D’abord peut-être, et avant tout, le sentiment de la valeur de leur pensée. Voyez les premiers mots de la sœur Sainte-Euphémie : elle se plaint sans humilité, du « peu d’état qu’on a fait jusqu’ici de leurs difficultés », du peu « d’égards qu’on a pour leurs peines. » Elles n’entendent pas qu’on les néglige. Elles se rappellent, elles rappellent ce que leurs maîtres leur ont dit, que dans l’Eglise les femmes comptent comme les hommes, valent autant.
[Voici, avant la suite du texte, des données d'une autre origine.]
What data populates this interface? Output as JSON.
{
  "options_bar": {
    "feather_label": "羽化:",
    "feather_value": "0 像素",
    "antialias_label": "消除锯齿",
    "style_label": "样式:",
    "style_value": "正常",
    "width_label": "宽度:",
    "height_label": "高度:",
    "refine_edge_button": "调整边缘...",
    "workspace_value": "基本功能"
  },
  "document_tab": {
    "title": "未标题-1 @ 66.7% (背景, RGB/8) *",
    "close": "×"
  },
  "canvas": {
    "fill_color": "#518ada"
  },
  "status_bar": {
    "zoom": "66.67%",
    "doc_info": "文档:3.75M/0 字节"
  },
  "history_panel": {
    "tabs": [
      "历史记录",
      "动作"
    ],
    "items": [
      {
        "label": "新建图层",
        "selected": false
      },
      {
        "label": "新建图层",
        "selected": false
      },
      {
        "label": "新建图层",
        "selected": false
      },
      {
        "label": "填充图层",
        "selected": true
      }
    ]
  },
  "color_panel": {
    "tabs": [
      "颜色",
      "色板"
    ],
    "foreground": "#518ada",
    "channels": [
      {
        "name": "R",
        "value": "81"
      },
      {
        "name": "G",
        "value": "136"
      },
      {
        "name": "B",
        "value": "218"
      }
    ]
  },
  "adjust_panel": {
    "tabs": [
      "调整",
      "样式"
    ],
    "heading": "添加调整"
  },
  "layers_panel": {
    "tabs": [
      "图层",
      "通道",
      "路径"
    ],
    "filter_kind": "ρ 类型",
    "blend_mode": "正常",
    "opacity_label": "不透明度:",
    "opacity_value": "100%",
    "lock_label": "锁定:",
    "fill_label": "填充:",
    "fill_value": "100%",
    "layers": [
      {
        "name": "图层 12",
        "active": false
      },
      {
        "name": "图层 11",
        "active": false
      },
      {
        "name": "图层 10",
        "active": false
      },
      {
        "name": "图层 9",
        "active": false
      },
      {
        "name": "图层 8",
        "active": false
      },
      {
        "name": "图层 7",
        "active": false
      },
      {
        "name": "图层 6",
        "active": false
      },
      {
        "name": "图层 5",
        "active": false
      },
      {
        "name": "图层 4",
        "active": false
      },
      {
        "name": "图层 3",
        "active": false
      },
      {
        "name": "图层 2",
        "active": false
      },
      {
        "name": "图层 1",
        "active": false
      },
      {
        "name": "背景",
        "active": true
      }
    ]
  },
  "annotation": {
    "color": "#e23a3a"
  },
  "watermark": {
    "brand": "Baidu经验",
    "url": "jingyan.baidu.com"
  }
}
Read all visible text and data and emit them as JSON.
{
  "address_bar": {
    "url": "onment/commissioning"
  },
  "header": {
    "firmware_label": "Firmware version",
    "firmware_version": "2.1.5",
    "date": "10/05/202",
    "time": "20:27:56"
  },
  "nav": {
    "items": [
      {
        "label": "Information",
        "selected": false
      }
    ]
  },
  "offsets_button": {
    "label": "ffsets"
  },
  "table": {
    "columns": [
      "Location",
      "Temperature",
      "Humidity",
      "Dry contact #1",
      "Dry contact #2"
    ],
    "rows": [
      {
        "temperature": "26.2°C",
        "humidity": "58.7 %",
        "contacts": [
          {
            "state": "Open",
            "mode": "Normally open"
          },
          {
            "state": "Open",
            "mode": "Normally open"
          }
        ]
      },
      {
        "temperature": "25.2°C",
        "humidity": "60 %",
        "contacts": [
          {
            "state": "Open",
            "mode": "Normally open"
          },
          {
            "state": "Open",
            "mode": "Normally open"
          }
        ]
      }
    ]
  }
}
Doivent-elles, pourtant, compter pour plus ? Quand les hommes sont disposés à se soumettre, les femmes ont-elles le droit de résister ? — Eh ! pourquoi pas ? Elles les jugent, ces hommes, et elles jugent qu’ils trahissent leur devoir pour « ne pas s’exposer à souffrir. » C’est « une lâcheté véritable. » « Qui empêche tous les ecclésiastiques qui connaissent la vérité, lorsqu’on leur présente à signer le Formulaire, de répondre » tout bonnement : « Je sais le respect que je dois à Messieurs les Evêques, mais ma conscience ne me permet pas de signer qu’une chose est dans un livre où je ne l’ai pas vue... » Et après cela, « d’attendre en patience. » Seulement ils ont peur, les hommes. Ils craignent « le bannissement, la dispersion, la saisie du temporel, la prison, la mort, si vous voulez. Mais n’est-ce pas notre gloire, que la souffrance chrétienne, et ne doit-ce pas être notre joie ? » Sinon, renonçons donc à l’Évangile.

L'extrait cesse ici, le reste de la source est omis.